Review: 2019 IPA/ SEPG Joint International Congress
A brief report on the 2019 IPA/SEPG Joint International Congress
By Tzung-Jeng Hwang
The 2019 IPA International Congress was held on 31 August - 3 September in Santiago de Compotela, Galicia, Spain at the Faculty of Medicine of the University of Santiago de Compostela, a historic campus of five-hundred years. It was a multidisciplinary meeting with a full range of healthcare professionals including psychiatrists, neurologists, geriatricians, primary care physicians, psychologists, social workers, and occupational therapists et al. The meeting theme “Diversity in research informing excellence in clinical care” is a reflection of both the city and the spirit of the IPA. The city is the endpoint of a network of pilgrim paths (Camino de Santiago), just like the IPA Congress is the convergent point of much psychogeriatric research.

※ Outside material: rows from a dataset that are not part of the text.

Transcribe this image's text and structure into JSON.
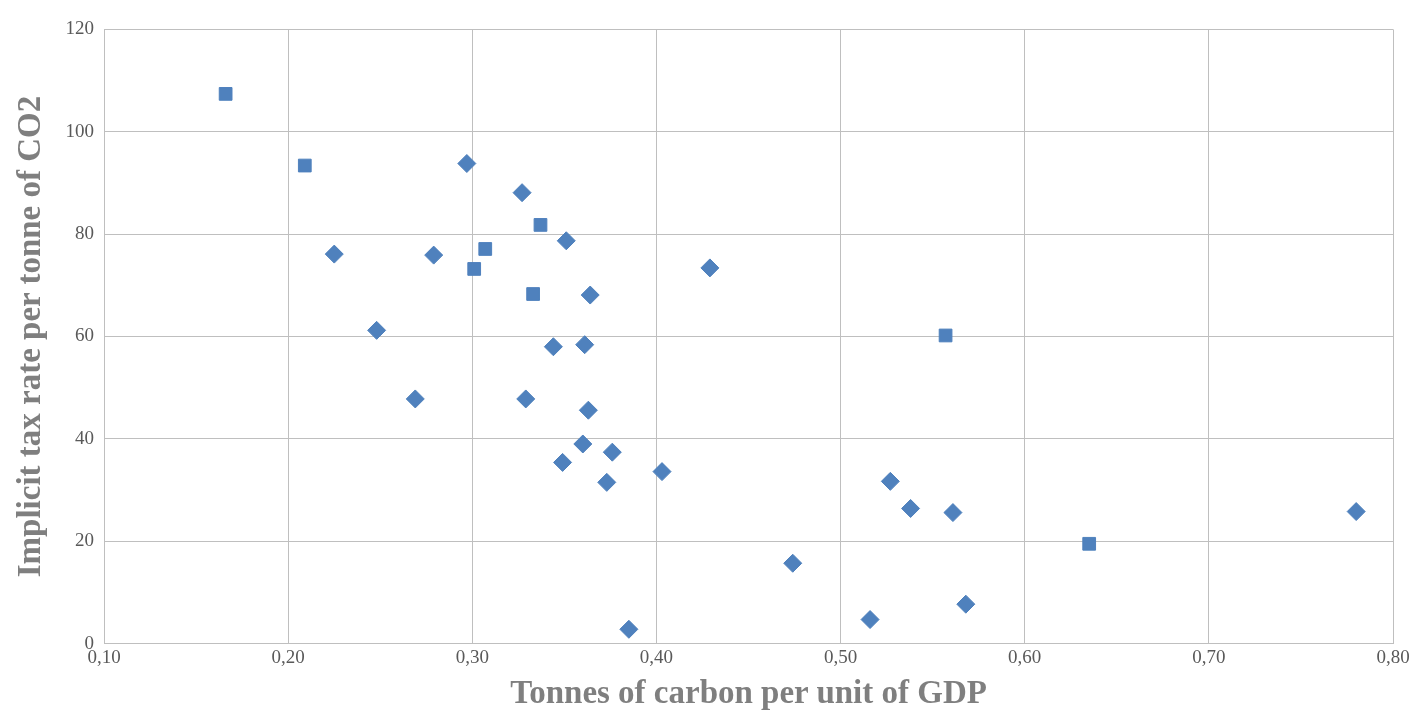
{
  "chart_data": {
    "type": "scatter",
    "xlabel": "Tonnes of carbon per unit of GDP",
    "ylabel": "Implicit tax rate per tonne of CO2",
    "xlim": [
      0.1,
      0.8
    ],
    "xticks": [
      {
        "value": 0.1,
        "label": "0,10"
      },
      {
        "value": 0.2,
        "label": "0,20"
      },
      {
        "value": 0.3,
        "label": "0,30"
      },
      {
        "value": 0.4,
        "label": "0,40"
      },
      {
        "value": 0.5,
        "label": "0,50"
      },
      {
        "value": 0.6,
        "label": "0,60"
      },
      {
        "value": 0.7,
        "label": "0,70"
      },
      {
        "value": 0.8,
        "label": "0,80"
      }
    ],
    "ylim": [
      0,
      120
    ],
    "yticks": [
      0,
      20,
      40,
      60,
      80,
      100,
      120
    ],
    "grid": true,
    "legend": false,
    "series": [
      {
        "color": "#4f81bd",
        "marker": "diamond",
        "x": [
          0.297,
          0.327,
          0.225,
          0.279,
          0.351,
          0.429,
          0.364,
          0.248,
          0.344,
          0.361,
          0.269,
          0.329,
          0.363,
          0.36,
          0.376,
          0.349,
          0.403,
          0.373,
          0.527,
          0.538,
          0.561,
          0.78,
          0.474,
          0.516,
          0.568,
          0.385
        ],
        "values": [
          93.8,
          88.1,
          76.1,
          75.9,
          78.7,
          73.4,
          68.1,
          61.2,
          58.0,
          58.4,
          47.8,
          47.8,
          45.6,
          39.0,
          37.4,
          35.4,
          33.6,
          31.5,
          31.7,
          26.4,
          25.6,
          25.8,
          15.7,
          4.7,
          7.7,
          2.8
        ]
      },
      {
        "color": "#4f81bd",
        "marker": "square",
        "x": [
          0.166,
          0.209,
          0.337,
          0.307,
          0.301,
          0.333,
          0.557,
          0.635
        ],
        "values": [
          107.4,
          93.4,
          81.8,
          77.1,
          73.2,
          68.3,
          60.2,
          19.5
        ]
      }
    ]
  }
}
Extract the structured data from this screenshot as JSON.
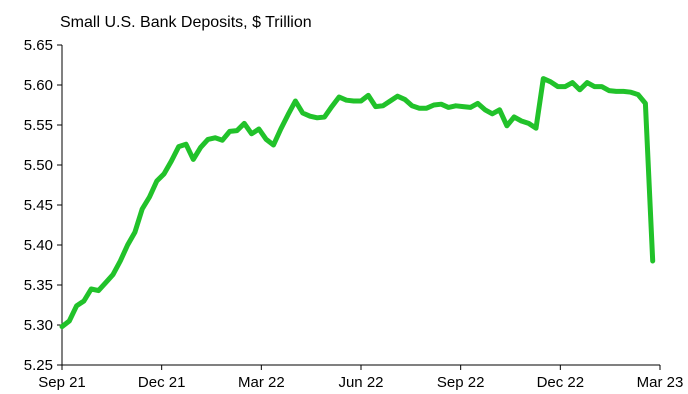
{
  "chart_data": {
    "type": "line",
    "title": "Small U.S. Bank Deposits, $ Trillion",
    "xlabel": "",
    "ylabel": "",
    "x_ticks": [
      "Sep 21",
      "Dec 21",
      "Mar 22",
      "Jun 22",
      "Sep 22",
      "Dec 22",
      "Mar 23"
    ],
    "y_ticks": [
      "5.25",
      "5.30",
      "5.35",
      "5.40",
      "5.45",
      "5.50",
      "5.55",
      "5.60",
      "5.65"
    ],
    "ylim": [
      5.25,
      5.65
    ],
    "xlim": [
      0,
      82
    ],
    "grid": false,
    "legend": "none",
    "line_color": "#21c22a",
    "series": [
      {
        "name": "",
        "x": [
          0,
          1,
          2,
          3,
          4,
          5,
          6,
          7,
          8,
          9,
          10,
          11,
          12,
          13,
          14,
          15,
          16,
          17,
          18,
          19,
          20,
          21,
          22,
          23,
          24,
          25,
          26,
          27,
          28,
          29,
          30,
          31,
          32,
          33,
          34,
          35,
          36,
          37,
          38,
          39,
          40,
          41,
          42,
          43,
          44,
          45,
          46,
          47,
          48,
          49,
          50,
          51,
          52,
          53,
          54,
          55,
          56,
          57,
          58,
          59,
          60,
          61,
          62,
          63,
          64,
          65,
          66,
          67,
          68,
          69,
          70,
          71,
          72,
          73,
          74,
          75,
          76,
          77,
          78,
          79,
          80,
          81
        ],
        "values": [
          5.298,
          5.305,
          5.324,
          5.33,
          5.345,
          5.343,
          5.353,
          5.363,
          5.38,
          5.4,
          5.416,
          5.445,
          5.46,
          5.48,
          5.489,
          5.505,
          5.523,
          5.526,
          5.507,
          5.522,
          5.532,
          5.534,
          5.531,
          5.542,
          5.543,
          5.552,
          5.539,
          5.545,
          5.532,
          5.525,
          5.545,
          5.563,
          5.58,
          5.565,
          5.561,
          5.559,
          5.56,
          5.573,
          5.585,
          5.581,
          5.58,
          5.58,
          5.587,
          5.573,
          5.574,
          5.58,
          5.586,
          5.582,
          5.574,
          5.571,
          5.571,
          5.575,
          5.576,
          5.572,
          5.574,
          5.573,
          5.572,
          5.577,
          5.569,
          5.564,
          5.569,
          5.549,
          5.56,
          5.555,
          5.552,
          5.546,
          5.608,
          5.604,
          5.598,
          5.598,
          5.603,
          5.594,
          5.603,
          5.598,
          5.598,
          5.593,
          5.592,
          5.592,
          5.591,
          5.588,
          5.577,
          5.38
        ]
      }
    ]
  }
}
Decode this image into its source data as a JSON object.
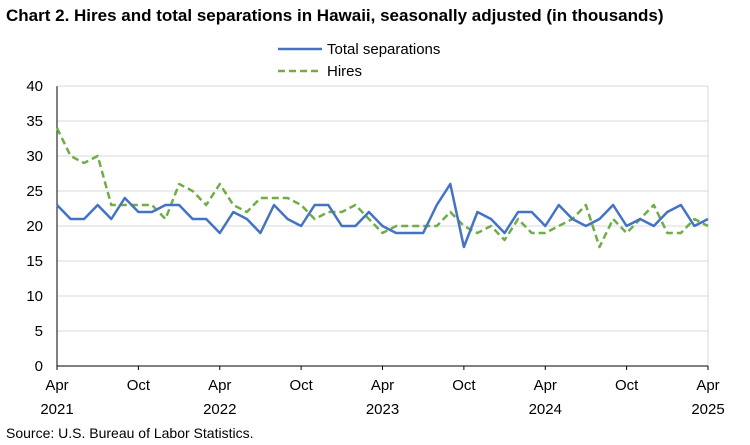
{
  "chart_data": {
    "type": "line",
    "title": "Chart 2. Hires and total separations in Hawaii, seasonally adjusted (in thousands)",
    "source": "Source: U.S. Bureau of Labor Statistics.",
    "xlabel": "",
    "ylabel": "",
    "ylim": [
      0,
      40
    ],
    "yticks": [
      "0",
      "5",
      "10",
      "15",
      "20",
      "25",
      "30",
      "35",
      "40"
    ],
    "grid": true,
    "legend_position": "top-center",
    "x_ticks": [
      {
        "month": "Apr",
        "year": "2021"
      },
      {
        "month": "Oct",
        "year": ""
      },
      {
        "month": "Apr",
        "year": "2022"
      },
      {
        "month": "Oct",
        "year": ""
      },
      {
        "month": "Apr",
        "year": "2023"
      },
      {
        "month": "Oct",
        "year": ""
      },
      {
        "month": "Apr",
        "year": "2024"
      },
      {
        "month": "Oct",
        "year": ""
      },
      {
        "month": "Apr",
        "year": "2025"
      }
    ],
    "x": [
      "2021-04",
      "2021-05",
      "2021-06",
      "2021-07",
      "2021-08",
      "2021-09",
      "2021-10",
      "2021-11",
      "2021-12",
      "2022-01",
      "2022-02",
      "2022-03",
      "2022-04",
      "2022-05",
      "2022-06",
      "2022-07",
      "2022-08",
      "2022-09",
      "2022-10",
      "2022-11",
      "2022-12",
      "2023-01",
      "2023-02",
      "2023-03",
      "2023-04",
      "2023-05",
      "2023-06",
      "2023-07",
      "2023-08",
      "2023-09",
      "2023-10",
      "2023-11",
      "2023-12",
      "2024-01",
      "2024-02",
      "2024-03",
      "2024-04",
      "2024-05",
      "2024-06",
      "2024-07",
      "2024-08",
      "2024-09",
      "2024-10",
      "2024-11",
      "2024-12",
      "2025-01",
      "2025-02",
      "2025-03",
      "2025-04"
    ],
    "series": [
      {
        "name": "Total separations",
        "color": "#4472C4",
        "style": "solid",
        "values": [
          23,
          21,
          21,
          23,
          21,
          24,
          22,
          22,
          23,
          23,
          21,
          21,
          19,
          22,
          21,
          19,
          23,
          21,
          20,
          23,
          23,
          20,
          20,
          22,
          20,
          19,
          19,
          19,
          23,
          26,
          17,
          22,
          21,
          19,
          22,
          22,
          20,
          23,
          21,
          20,
          21,
          23,
          20,
          21,
          20,
          22,
          23,
          20,
          21
        ]
      },
      {
        "name": "Hires",
        "color": "#70AD47",
        "style": "dashed",
        "values": [
          34,
          30,
          29,
          30,
          23,
          23,
          23,
          23,
          21,
          26,
          25,
          23,
          26,
          23,
          22,
          24,
          24,
          24,
          23,
          21,
          22,
          22,
          23,
          21,
          19,
          20,
          20,
          20,
          20,
          22,
          20,
          19,
          20,
          18,
          21,
          19,
          19,
          20,
          21,
          23,
          17,
          21,
          19,
          21,
          23,
          19,
          19,
          21,
          20
        ]
      }
    ]
  }
}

This year, about 450 participants from 40 countries attended the meeting. The program included 8 pre-congress workshops, 24 symposia, 54 free communications, and 148 posters. The exciting and rich program covered a wide range of fields, from basic research to clinical practice, from patient care to caregiver support, and from medicine to technology. The diverse and affluent content triggered active discussions and exchanges among participants. Here we want to thank the program chairs, John O’Brien, Henry Brodaty, and Gwenn Smith, for their significant contributions.
The organizing committee arranged a pilgrim activity to walk along the Camino de Santiago (known in English as the Way of Saint James) before the meeting. For many people, the activity is a form of spiritual path for spiritual growth, just like the IPA Congress is a retreat for intellectual growth. The IPA president Mary Sano and president-elect William Reichman also took this opportunity to hold a whole-day board meeting to review the achievements and challenges in the past, and to set up key explicit goals with implementing initiatives for the future, in the hope that the board of directors can move the IPA to a higher level of excellence.
Overall, the congress was a success, which would not be possible without the contribution of the two organizing committee co-chairs, Dr Manuel Franco (SEPG president) and Raimundo Mateos (the immediate past president of the IPA). We hope that the next IPA congress in Portugal (2020) and Kyoto (2021) will continue to be stimulating events that bring all IPA members together.